Do Kwon ‘not expected to resist arrest’ as warrant is issued over Terra crypto collapse
Legal chiefs in South Korea have today issued an arrest warrant for Terraform Labs founder Kwon Do-hyung.
Do Kwon, as he is more widely known, is the mastermind behind the Terra ecosystem which collapsed earlier this year, triggering a cryptocurrency crash which saw investors lose fortunes.
Seoul’s central court this morning issued a warrant for the 31-year-old developer together with five other Terra employees.
The arrest documents are understood to list a series of allegations pertaining to violations of South Korea’s capital markets law.
Prosecutors say the warrants were all addressed to six individuals who reside in Singapore.
Do Kwon is not expected to resist the warrant or go through a lengthy process of extradition to his homeland of South Korea. The Stanford University-educated father-of-one has said several times that he would be willing to cooperate with authorities over the collapse of Terra.
In a recent YouTube interview he was probed about the prospect of spending time in jail over his part in the scandal, to which he responded by saying “life is long”.
It is estimated that more than 200,000 investors were affected by the demise of the Terra USD stablecoin and the Luna token. Some 2,000 individuals are currently processing law suits against Do Kwon.
Leading up to the collapse, Kwon had spent months mocking global financial experts who warned that Terra’s business model was fatally flawed.
When critics – including UK economist Frances Coppola – lambasted Terra’s ‘algorithmic stablecoin’, Kwon responded publicly by labelling them ‘cockroaches’.
In other unseemly spats he said he drew entertainment from watching companies collapse, before answering a question on where yield reserves from the ‘Anchor Protocol’ were coming from with a bizarre “Your mom, obviously”.
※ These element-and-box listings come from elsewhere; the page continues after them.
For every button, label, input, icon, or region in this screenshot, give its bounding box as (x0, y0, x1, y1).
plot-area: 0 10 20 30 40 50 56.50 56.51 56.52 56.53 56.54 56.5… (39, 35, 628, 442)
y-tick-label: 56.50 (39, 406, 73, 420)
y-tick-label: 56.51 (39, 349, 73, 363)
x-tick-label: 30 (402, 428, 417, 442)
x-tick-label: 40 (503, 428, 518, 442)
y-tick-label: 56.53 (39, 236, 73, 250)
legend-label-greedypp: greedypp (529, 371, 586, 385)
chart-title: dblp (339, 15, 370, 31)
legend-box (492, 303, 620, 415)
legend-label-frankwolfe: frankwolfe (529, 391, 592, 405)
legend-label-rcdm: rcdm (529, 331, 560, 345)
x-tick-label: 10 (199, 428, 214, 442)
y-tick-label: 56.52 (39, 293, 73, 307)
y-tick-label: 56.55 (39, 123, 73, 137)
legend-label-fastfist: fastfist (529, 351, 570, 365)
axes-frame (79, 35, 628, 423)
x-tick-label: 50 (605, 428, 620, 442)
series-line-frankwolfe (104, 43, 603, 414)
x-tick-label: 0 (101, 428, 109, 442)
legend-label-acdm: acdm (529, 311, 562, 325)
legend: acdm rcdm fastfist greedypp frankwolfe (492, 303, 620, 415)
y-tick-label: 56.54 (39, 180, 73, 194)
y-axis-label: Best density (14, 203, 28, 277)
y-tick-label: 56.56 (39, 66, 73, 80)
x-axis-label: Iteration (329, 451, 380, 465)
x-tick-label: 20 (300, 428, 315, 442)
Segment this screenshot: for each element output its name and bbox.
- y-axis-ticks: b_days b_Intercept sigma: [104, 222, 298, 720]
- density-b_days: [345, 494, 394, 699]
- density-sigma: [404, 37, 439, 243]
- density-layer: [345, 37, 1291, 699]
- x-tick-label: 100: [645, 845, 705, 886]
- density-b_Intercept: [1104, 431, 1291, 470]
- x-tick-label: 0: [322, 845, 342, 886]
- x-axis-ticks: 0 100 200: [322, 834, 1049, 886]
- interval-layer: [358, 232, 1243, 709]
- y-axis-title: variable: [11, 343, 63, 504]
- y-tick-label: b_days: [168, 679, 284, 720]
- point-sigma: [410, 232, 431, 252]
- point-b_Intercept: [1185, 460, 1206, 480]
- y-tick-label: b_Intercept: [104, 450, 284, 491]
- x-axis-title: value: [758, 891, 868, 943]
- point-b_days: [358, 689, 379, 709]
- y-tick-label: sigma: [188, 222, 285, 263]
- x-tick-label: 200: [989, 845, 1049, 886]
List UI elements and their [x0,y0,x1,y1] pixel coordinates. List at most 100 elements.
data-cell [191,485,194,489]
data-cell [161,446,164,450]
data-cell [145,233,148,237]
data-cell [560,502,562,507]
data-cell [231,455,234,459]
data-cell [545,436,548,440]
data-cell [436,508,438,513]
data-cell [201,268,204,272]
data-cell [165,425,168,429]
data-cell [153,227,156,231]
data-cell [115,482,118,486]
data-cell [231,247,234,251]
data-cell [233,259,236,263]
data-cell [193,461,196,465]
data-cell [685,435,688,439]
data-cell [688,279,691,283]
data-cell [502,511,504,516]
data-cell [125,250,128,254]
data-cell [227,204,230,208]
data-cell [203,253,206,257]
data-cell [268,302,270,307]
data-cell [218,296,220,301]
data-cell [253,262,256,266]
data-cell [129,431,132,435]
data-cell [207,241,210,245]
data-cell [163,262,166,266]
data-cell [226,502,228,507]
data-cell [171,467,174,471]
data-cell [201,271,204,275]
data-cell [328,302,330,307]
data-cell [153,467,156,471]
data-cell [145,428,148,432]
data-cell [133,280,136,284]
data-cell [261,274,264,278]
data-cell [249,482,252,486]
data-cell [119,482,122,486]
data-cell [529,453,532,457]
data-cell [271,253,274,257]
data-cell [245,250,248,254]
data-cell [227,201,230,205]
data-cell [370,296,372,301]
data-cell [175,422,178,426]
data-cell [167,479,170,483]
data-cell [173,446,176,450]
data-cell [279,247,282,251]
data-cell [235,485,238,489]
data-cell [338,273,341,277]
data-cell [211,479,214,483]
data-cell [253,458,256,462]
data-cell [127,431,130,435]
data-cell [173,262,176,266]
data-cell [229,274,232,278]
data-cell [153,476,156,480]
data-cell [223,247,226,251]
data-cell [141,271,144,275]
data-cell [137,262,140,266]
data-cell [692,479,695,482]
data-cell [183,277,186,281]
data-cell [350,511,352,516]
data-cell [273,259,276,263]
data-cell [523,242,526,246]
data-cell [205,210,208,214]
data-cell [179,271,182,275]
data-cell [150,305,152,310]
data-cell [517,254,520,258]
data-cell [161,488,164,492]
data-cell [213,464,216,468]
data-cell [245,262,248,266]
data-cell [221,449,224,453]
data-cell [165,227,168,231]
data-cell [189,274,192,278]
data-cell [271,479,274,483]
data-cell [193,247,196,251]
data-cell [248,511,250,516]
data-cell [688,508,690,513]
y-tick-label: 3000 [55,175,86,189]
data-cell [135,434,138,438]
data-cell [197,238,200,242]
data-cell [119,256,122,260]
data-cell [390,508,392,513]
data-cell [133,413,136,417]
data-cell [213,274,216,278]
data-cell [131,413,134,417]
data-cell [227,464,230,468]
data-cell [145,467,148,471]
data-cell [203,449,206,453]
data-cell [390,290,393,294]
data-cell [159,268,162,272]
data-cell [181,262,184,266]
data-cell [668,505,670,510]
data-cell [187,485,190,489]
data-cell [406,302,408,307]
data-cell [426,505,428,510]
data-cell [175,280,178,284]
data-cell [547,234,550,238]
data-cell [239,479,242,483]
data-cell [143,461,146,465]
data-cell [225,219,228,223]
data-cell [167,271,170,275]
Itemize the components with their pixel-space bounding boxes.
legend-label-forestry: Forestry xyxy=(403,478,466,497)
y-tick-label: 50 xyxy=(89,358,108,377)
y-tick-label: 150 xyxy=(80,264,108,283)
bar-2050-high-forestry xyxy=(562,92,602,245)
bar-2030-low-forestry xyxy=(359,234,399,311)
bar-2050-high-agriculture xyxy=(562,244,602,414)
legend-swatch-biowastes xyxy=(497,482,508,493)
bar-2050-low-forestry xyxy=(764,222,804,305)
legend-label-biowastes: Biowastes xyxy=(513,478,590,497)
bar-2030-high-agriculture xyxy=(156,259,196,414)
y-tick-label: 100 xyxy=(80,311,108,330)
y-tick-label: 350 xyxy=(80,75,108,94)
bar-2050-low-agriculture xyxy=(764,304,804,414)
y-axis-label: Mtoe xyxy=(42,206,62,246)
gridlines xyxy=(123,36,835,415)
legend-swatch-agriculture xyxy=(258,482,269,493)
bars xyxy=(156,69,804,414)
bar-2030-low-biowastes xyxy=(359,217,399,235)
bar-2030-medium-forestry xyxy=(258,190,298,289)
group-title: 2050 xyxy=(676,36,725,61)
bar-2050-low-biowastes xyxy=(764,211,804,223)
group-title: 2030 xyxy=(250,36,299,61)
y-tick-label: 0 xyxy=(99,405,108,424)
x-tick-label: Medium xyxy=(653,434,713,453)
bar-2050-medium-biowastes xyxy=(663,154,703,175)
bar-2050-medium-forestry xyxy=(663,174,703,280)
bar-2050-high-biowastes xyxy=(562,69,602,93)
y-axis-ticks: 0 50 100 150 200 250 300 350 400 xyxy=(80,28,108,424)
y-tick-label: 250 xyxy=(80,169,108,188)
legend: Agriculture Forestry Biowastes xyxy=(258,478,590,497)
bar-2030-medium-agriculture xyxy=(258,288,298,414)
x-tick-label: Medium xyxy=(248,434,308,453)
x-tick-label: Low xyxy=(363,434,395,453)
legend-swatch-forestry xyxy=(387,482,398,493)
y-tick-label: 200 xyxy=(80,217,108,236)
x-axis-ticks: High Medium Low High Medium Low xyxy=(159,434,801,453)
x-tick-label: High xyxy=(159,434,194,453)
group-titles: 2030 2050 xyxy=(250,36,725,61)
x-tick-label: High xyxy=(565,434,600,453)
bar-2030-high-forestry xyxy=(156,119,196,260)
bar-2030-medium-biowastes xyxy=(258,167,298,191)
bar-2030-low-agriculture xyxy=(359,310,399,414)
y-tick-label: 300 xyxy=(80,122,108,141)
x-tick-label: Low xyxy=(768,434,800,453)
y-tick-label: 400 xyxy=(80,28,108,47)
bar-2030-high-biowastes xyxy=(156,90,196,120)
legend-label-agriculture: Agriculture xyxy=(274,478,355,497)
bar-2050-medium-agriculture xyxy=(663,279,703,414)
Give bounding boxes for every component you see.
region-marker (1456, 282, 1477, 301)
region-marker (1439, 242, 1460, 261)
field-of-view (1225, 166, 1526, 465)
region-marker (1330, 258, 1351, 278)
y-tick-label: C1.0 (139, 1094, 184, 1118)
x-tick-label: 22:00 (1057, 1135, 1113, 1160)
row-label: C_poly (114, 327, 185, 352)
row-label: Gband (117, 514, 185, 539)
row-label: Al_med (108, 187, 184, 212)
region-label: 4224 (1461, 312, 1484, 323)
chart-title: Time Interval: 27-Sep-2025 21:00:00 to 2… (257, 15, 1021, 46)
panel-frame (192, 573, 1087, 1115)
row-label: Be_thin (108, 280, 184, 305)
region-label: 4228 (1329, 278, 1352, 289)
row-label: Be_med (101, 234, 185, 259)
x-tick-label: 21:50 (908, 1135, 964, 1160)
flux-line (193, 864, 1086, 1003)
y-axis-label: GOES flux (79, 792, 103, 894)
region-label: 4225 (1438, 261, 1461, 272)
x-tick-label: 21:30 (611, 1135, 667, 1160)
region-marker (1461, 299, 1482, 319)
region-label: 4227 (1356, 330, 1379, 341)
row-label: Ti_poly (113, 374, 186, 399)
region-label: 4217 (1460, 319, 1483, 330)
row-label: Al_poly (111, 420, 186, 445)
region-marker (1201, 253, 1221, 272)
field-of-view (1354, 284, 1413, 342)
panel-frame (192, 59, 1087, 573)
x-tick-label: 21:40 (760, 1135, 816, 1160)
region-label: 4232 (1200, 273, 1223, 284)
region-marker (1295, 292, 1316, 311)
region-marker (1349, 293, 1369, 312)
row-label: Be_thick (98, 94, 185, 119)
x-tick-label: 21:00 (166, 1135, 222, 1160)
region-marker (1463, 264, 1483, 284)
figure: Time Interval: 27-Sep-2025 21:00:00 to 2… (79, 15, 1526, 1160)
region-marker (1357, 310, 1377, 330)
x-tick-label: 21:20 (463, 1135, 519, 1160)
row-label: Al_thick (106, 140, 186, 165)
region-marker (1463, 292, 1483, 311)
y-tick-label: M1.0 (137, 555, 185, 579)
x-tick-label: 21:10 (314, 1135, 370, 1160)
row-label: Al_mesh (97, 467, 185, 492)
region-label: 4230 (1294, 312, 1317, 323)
Prior to their collapse, both Terra USD and Luna had a combined value of more than $60 billion. In May, they became almost worthless and, in the eyes of many analysts, lit the fuse on a wider cryptocurrency crash which has still not recovered.
Kwon also became a father for the first time this year, naming his daughter ‘Luna’ – his ‘dearest creation named after my greatest creation’.
He was recently asked if the name had now burdened his daughter with a lifetime of association to a massive financial failure.
“Let’s just say I have an incentive to make sure that her name isn’t something she should be ashamed of, but something that she can be proud of,” he replied.
“We’re not going to change her name or anything like that.”